We also find that other successful regularization techniques are not beneficial when applied in tandem with a learned data augmentation policy. We carried out several experiments with Input Mixup [52], Manifold Mixup [46] and Dropblock [13]. For all methods we found that they either did not help nor hurt model performance. This is an interesting result as the proposed method independently outperforms these regularization methods, yet apparently these regularization methods are not needed when applying a learned data augmentation policy.

Future work will include the application of this method to other perceptual domains. For example, a natural extension of a learned augmentation policy would be to semantic [28] and instance segmentation [34, 7]. Likewise, point cloud featurizations  [35, 36] are another domain that has a rich set of possibilities for geometric data augmentation operations, and can benefit from an approach similar to the one taken here. Human annotations required for acquiring training set examples for such tasks are costly. Based on our findings, learned augmentation policies are transferable and are more effective for models trained on limited training data. Thus, investing in libraries for learning data augmentation policies may be an efficient alternative to acquiring additional human annotated data.


We thank Ruoming Pang and the rest of the Brain team for their help.


Appendix A Appendix

Operation Name Description Range of
ShearX(Y) Shear the image and the corners of the bounding boxes along the horizontal (vertical) axis with rate magnitude. [-0.3,0.3]
TranslateX(Y) Translate the image and the bounding boxes in the horizontal (vertical) direction by magnitude number of pixels. [-150,150]
Rotate Rotate the image and the bounding boxes magnitude degrees. [-30,30]
Equalize Equalize the image histogram.
Solarize Invert all pixels above a threshold value of magnitude. [0,256]
SolarizeAdd For each pixel in the image that is less than 128, add an additional amount to it decided by the magnitude. [0,110]
Contrast Control the contrast of the image. A magnitude=0 gives a gray image, whereas magnitude=1 gives the original image. [0.1,1.9]
Color Adjust the color balance of the image, in a manner similar to the controls on a colour TV set. A magnitude=0 gives a black & white image, whereas magnitude=1 gives the original image. [0.1,1.9]
Brightness Adjust the brightness of the image. A magnitude=0 gives a black image, whereas magnitude=1 gives the original image. [0.1,1.9]
Sharpness Adjust the sharpness of the image. A magnitude=0 gives a blurred image, whereas magnitude=1 gives the original image. [0.1,1.9]
Cutout [9, 53] Set a random square patch of side-length magnitude pixels to gray. [0,60]
BBox_Only_X Apply X to each bounding box content with independent probability, and magnitude that was chosen for X above. Location and the size of the bounding box are not changed.
Table 6: Table of all the possible transformations that can be applied to an image. These are the transformations that are available to the controller during the search process.

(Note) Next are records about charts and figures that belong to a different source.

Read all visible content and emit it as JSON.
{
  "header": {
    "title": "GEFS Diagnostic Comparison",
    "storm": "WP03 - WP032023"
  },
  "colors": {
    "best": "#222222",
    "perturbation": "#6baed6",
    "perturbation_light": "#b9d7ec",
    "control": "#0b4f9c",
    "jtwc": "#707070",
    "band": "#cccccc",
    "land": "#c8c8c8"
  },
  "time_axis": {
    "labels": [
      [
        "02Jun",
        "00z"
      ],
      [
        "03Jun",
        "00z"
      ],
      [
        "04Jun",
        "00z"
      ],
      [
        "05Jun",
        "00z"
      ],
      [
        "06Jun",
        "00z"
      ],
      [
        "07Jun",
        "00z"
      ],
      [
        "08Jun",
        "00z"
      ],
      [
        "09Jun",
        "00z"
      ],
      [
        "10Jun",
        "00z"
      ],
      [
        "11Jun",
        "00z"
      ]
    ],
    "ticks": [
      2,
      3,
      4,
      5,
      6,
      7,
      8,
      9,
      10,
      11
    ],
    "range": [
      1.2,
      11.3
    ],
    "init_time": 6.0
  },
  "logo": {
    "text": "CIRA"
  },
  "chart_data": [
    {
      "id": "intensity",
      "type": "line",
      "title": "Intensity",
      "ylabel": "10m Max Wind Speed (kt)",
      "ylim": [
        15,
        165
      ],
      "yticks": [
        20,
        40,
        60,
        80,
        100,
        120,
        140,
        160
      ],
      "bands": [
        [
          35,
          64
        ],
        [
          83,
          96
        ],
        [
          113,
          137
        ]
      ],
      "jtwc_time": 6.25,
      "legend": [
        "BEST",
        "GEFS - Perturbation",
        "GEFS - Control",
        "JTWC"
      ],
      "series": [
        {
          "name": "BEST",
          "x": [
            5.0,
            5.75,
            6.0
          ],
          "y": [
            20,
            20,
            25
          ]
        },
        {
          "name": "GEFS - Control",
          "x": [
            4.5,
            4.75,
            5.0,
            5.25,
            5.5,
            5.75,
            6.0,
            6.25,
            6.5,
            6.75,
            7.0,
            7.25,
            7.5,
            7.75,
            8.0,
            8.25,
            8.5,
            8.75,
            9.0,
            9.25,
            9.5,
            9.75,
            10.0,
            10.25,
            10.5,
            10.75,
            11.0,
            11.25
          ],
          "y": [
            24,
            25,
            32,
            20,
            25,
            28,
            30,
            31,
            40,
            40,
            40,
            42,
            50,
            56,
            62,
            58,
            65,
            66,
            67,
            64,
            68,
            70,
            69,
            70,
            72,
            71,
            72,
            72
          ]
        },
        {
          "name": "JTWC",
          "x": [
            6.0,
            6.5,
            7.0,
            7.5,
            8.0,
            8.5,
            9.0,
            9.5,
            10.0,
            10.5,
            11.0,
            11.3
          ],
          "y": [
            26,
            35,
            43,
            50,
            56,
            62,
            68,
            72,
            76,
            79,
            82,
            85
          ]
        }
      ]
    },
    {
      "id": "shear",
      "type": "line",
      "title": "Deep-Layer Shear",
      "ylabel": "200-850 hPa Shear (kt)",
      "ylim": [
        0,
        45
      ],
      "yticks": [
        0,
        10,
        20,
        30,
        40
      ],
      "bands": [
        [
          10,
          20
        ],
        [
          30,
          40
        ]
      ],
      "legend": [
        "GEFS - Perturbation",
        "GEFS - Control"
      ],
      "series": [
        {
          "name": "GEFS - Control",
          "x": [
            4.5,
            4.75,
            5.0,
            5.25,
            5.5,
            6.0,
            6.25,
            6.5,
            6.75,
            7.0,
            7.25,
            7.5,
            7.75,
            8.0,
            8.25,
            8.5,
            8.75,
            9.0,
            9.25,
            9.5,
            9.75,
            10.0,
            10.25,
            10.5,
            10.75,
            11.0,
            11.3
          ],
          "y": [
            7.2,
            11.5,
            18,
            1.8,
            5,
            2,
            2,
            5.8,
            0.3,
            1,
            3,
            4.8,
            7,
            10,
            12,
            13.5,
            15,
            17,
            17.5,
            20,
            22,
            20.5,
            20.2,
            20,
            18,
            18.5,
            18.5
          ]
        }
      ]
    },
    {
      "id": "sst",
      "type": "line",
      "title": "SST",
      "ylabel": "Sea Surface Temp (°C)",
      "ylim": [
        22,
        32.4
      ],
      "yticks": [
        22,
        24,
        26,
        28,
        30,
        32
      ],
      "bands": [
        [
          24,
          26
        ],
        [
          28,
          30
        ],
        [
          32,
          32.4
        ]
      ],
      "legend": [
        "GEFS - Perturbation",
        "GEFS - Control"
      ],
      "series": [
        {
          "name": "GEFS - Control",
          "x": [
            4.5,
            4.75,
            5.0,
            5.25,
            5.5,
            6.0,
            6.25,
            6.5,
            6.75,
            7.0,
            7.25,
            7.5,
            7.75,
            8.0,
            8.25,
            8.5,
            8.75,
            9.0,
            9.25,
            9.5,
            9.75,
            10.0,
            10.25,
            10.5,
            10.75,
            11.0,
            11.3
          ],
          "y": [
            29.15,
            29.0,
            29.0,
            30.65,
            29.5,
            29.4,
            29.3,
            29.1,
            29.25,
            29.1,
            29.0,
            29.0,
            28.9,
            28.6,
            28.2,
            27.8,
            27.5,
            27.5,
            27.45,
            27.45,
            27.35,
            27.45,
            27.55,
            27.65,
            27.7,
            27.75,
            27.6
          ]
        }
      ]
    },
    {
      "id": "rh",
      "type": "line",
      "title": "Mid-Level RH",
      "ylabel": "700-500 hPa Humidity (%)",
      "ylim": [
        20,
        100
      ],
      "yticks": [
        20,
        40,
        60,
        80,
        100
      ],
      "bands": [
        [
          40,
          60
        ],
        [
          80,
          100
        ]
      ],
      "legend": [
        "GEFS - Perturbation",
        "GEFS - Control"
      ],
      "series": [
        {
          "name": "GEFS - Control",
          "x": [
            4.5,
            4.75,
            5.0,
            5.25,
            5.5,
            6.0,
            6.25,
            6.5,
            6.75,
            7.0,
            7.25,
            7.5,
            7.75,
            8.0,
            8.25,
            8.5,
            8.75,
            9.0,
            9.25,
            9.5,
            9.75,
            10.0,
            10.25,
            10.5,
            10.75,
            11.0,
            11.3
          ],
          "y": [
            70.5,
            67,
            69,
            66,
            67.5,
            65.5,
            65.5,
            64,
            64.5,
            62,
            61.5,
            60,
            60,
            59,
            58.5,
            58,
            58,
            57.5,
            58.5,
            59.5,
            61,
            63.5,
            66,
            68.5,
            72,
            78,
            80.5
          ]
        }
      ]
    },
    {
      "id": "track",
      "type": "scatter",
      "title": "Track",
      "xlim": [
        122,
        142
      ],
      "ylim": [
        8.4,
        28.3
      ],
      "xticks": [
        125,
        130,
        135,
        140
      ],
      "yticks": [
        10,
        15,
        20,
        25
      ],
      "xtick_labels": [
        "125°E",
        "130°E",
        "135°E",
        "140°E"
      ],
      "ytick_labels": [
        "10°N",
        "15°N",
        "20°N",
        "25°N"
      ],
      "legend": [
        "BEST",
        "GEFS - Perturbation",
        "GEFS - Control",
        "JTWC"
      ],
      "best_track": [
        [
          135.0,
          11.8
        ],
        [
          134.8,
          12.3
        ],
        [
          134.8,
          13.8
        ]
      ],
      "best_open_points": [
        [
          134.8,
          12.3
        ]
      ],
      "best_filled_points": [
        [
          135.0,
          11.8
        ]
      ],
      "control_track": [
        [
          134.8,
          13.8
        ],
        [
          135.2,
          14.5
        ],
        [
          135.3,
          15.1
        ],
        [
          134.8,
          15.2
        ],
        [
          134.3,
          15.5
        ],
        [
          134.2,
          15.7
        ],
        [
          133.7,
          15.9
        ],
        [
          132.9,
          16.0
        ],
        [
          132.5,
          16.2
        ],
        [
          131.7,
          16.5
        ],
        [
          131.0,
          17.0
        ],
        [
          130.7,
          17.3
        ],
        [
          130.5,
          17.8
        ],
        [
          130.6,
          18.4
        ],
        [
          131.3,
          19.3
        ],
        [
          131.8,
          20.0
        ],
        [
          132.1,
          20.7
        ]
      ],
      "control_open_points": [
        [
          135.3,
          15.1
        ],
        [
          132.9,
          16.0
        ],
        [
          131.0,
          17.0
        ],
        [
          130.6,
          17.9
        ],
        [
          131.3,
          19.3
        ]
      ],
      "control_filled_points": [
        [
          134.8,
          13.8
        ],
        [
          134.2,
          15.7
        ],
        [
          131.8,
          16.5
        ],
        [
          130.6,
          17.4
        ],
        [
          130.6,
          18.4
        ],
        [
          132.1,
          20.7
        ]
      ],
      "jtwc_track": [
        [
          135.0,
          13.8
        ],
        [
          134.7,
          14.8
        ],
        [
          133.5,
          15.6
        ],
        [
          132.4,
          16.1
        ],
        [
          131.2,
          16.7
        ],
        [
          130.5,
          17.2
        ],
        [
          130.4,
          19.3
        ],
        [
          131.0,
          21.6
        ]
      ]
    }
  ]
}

The range of magnitudes that the controller can predict for each of the transforms is listed in the third column. Some transformations do not have a magnitude associated with them (e.g. Equalize).
Operation 1 P M Operation 2 P M
Sub-policy 1 TranslateX 0.6 4 Equalize 0.8 10
Sub-policy 2 BBox_Only_TranslateY 0.2 2 Cutout 0.8 8
Sub-policy 3 ShearY 1.0 2 BBox_Only_TranslateY 0.6 6
Sub-policy 4 Rotate 0.6 10 Color 1.0 6
Sub-policy 5 No operation No operation
Table 7: The sub-policies used in our learned augmentation policy. P and M correspond to the probability and magnitude with which the operations were applied in the sub-policy. Note that for each image in each mini-batch, one of the sub-policies is picked uniformly at random. The No operation is listed when an operation has a learned probability or magnitude of 0.